HAPBI President Sarah Kipp said she approved of making Racehorse Alley one-way and said it would be a good place to try out methods to help increase walking and bicycling in the borough.
HAPBI member Steve Niebler also spoke in favor of the proposed changes. “You all have an opportunity here to create a world-class bicycling destination,” he said. “If you are brave enough and bold enough to pull it off.”
Council Vice President Matt Moon, who chaired the meeting in the absence of President Heyser, said the proposed project had “a ton of aspects to it” including stormwater management, repaving, and lighting.
Moon noted that the current two-way traffic requires vehicles that are passing to leave the alley and move onto private property. “that is not something we can legally condone,” he said.
Moon said the PA vehicle code states that alleys are not intended for through-vehicle traffic and that Gettysburg itself defines alleys the same way.
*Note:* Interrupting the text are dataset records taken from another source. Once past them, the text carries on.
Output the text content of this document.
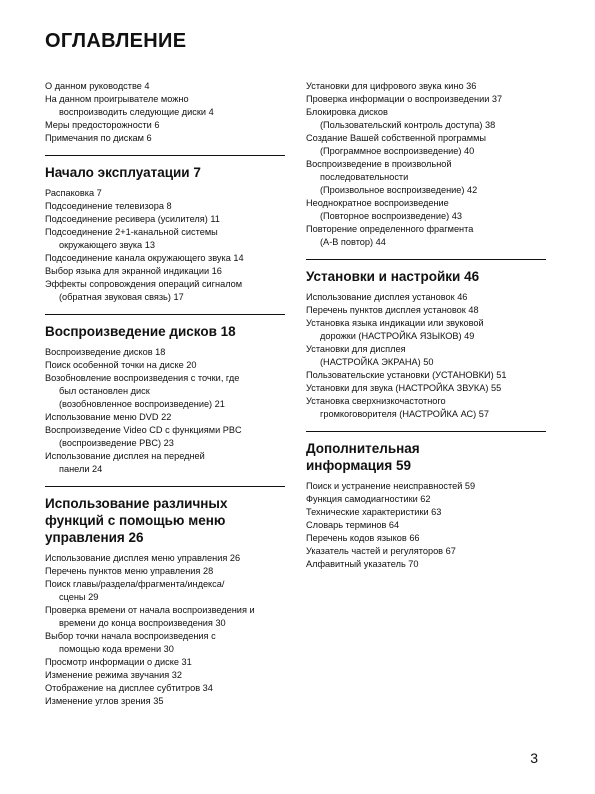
ОГЛАВЛЕНИЕ
О данном руководстве 4
На данном проигрывателе можно
воспроизводить следующие диски 4
Меры предосторожности 6
Примечания по дискам 6
Начало эксплуатации 7
Распаковка 7
Подсоединение телевизора 8
Подсоединение ресивера (усилителя) 11
Подсоединение 2+1-канальной системы
окружающего звука 13
Подсоединение канала окружающего звука 14
Выбор языка для экранной индикации 16
Эффекты сопровождения операций сигналом
(обратная звуковая связь) 17
Воспроизведение дисков 18
Воспроизведение дисков 18
Поиск особенной точки на диске 20
Возобновление воспроизведения с точки, где
был остановлен диск
(возобновленное воспроизведение) 21
Использование меню DVD 22
Воспроизведение Video CD с функциями PBC
(воспроизведение PBC) 23
Использование дисплея на передней
панели 24
Использование различных
функций с помощью меню
управления 26
Использование дисплея меню управления 26
Перечень пунктов меню управления 28
Поиск главы/раздела/фрагмента/индекса/
сцены 29
Проверка времени от начала воспроизведения и
времени до конца воспроизведения 30
Выбор точки начала воспроизведения с
помощью кода времени 30
Просмотр информации о диске 31
Изменение режима звучания 32
Отображение на дисплее субтитров 34
Изменение углов зрения 35
Установки для цифрового звука кино 36
Проверка информации о воспроизведении 37
Блокировка дисков
(Пользовательский контроль доступа) 38
Создание Вашей собственной программы
(Программное воспроизведение) 40
Воспроизведение в произвольной
последовательности
(Произвольное воспроизведение) 42
Неоднократное воспроизведение
(Повторное воспроизведение) 43
Повторение определенного фрагмента
(А-В повтор) 44
Установки и настройки 46
Использование дисплея установок 46
Перечень пунктов дисплея установок 48
Установка языка индикации или звуковой
дорожки (НАСТРОЙКА ЯЗЫКОВ) 49
Установки для дисплея
(НАСТРОЙКА ЭКРАНА) 50
Пользовательские установки (УСТАНОВКИ) 51
Установки для звука (НАСТРОЙКА ЗВУКА) 55
Установка сверхнизкочастотного
громкоговорителя (НАСТРОЙКА АС) 57
Дополнительная
информация 59
Поиск и устранение неисправностей 59
Функция самодиагностики 62
Технические характеристики 63
Словарь терминов 64
Перечень кодов языков 66
Указатель частей и регуляторов 67
Алфавитный указатель 70
3
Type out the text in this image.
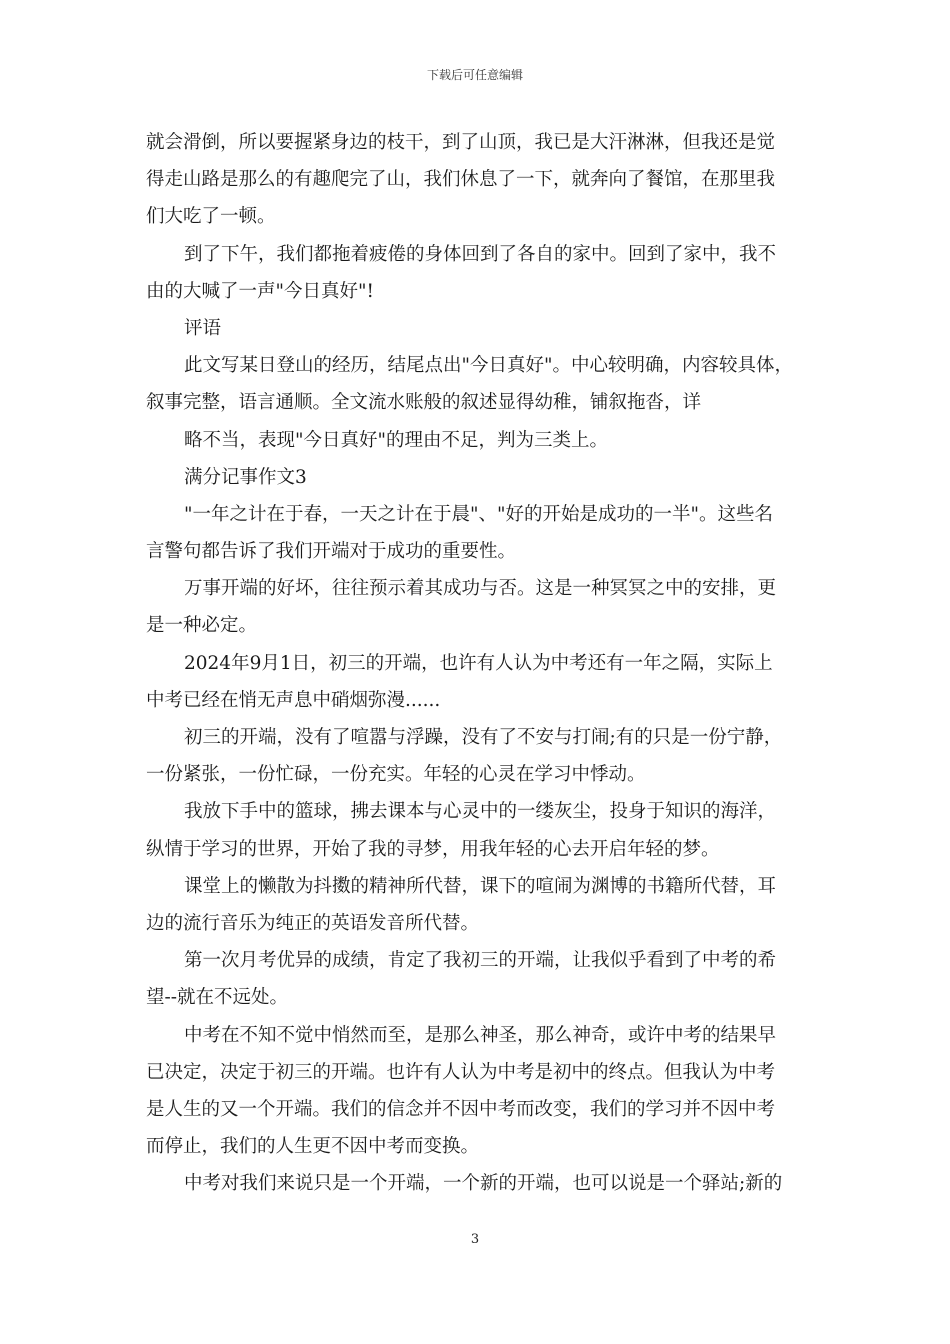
下载后可任意编辑
就会滑倒，所以要握紧身边的枝干，到了山顶，我已是大汗淋淋，但我还是觉
得走山路是那么的有趣爬完了山，我们休息了一下，就奔向了餐馆，在那里我
们大吃了一顿。
到了下午，我们都拖着疲倦的身体回到了各自的家中。回到了家中，我不
由的大喊了一声"今日真好"!
评语
此文写某日登山的经历，结尾点出"今日真好"。中心较明确，内容较具体，
叙事完整，语言通顺。全文流水账般的叙述显得幼稚，铺叙拖沓，详
略不当，表现"今日真好"的理由不足，判为三类上。
满分记事作文3
"一年之计在于春，一天之计在于晨"、"好的开始是成功的一半"。这些名
言警句都告诉了我们开端对于成功的重要性。
万事开端的好坏，往往预示着其成功与否。这是一种冥冥之中的安排，更
是一种必定。
2024年9月1日，初三的开端，也许有人认为中考还有一年之隔，实际上
中考已经在悄无声息中硝烟弥漫......
初三的开端，没有了喧嚣与浮躁，没有了不安与打闹;有的只是一份宁静，
一份紧张，一份忙碌，一份充实。年轻的心灵在学习中悸动。
我放下手中的篮球，拂去课本与心灵中的一缕灰尘，投身于知识的海洋，
纵情于学习的世界，开始了我的寻梦，用我年轻的心去开启年轻的梦。
课堂上的懒散为抖擞的精神所代替，课下的喧闹为渊博的书籍所代替，耳
边的流行音乐为纯正的英语发音所代替。
第一次月考优异的成绩，肯定了我初三的开端，让我似乎看到了中考的希
望--就在不远处。
中考在不知不觉中悄然而至，是那么神圣，那么神奇，或许中考的结果早
已决定，决定于初三的开端。也许有人认为中考是初中的终点。但我认为中考
是人生的又一个开端。我们的信念并不因中考而改变，我们的学习并不因中考
而停止，我们的人生更不因中考而变换。
中考对我们来说只是一个开端，一个新的开端，也可以说是一个驿站;新的
3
Moon said the question was how to move forward in the safest way. “If we want people to be safe we have to put the infrastructure in place,” he said. Moon noted the multiple funding streams that support the project and said the grants were saving money.
“I’m a fan of the funnel,” said Moon. “I think the funnel accomplishes the goal of eliminating the most vehicle traffic and making the safest environment.”
Moon said the funnel would reduce car traffic both in the morning and the evening and make it more difficult for cars to use the alley.
Councilmember Chad-Alan Carr agreed the funnel was the best option. “Let’s do something to make it best for bicycles and pedestrians. It’s not supposed to be a quick way to get through town,” he said. Carr said he had talked with businesses on the alley who also preferred the funnel as an option, and that he thought the change would make the borough more attractive for tourists interested in outdoor activities.
Councilmember Judie Butterfield said she favored the funnel option.
Chris Berger said he was most interested in the one-way West option. “This is a big system we’re trying to do here,” he said. “I want to do what’s best for the community; not necessarily what’s safest for pedestrians and bicyclists,” he said.
Patti Lawson spoke in favor of walking and bicycling in the borough. “Gettysburg is very much a pedestrian-bicycle friendly community,” she said. “I very much support the funnel; I could get behind a one-way if that’s what we need to do to reach consensus.”
Moon said he had talked with John Lawver and Heyser who were in favor of making no changes, but noted the legal issues made that choice a difficult one.
Overall the council concluded that changes needed to be made and that the funnel option was preferred.
Borough manager Charles Gable said it was important to move forward with the design phase to be “shovel ready” for future grants that might be awarded.
The council will prepare a motion to accept the funnel option for consideration at the July meeting.
Moon said if there was a problem with the proposed changes in the future it would be easy for the borough to remove the one-way signs.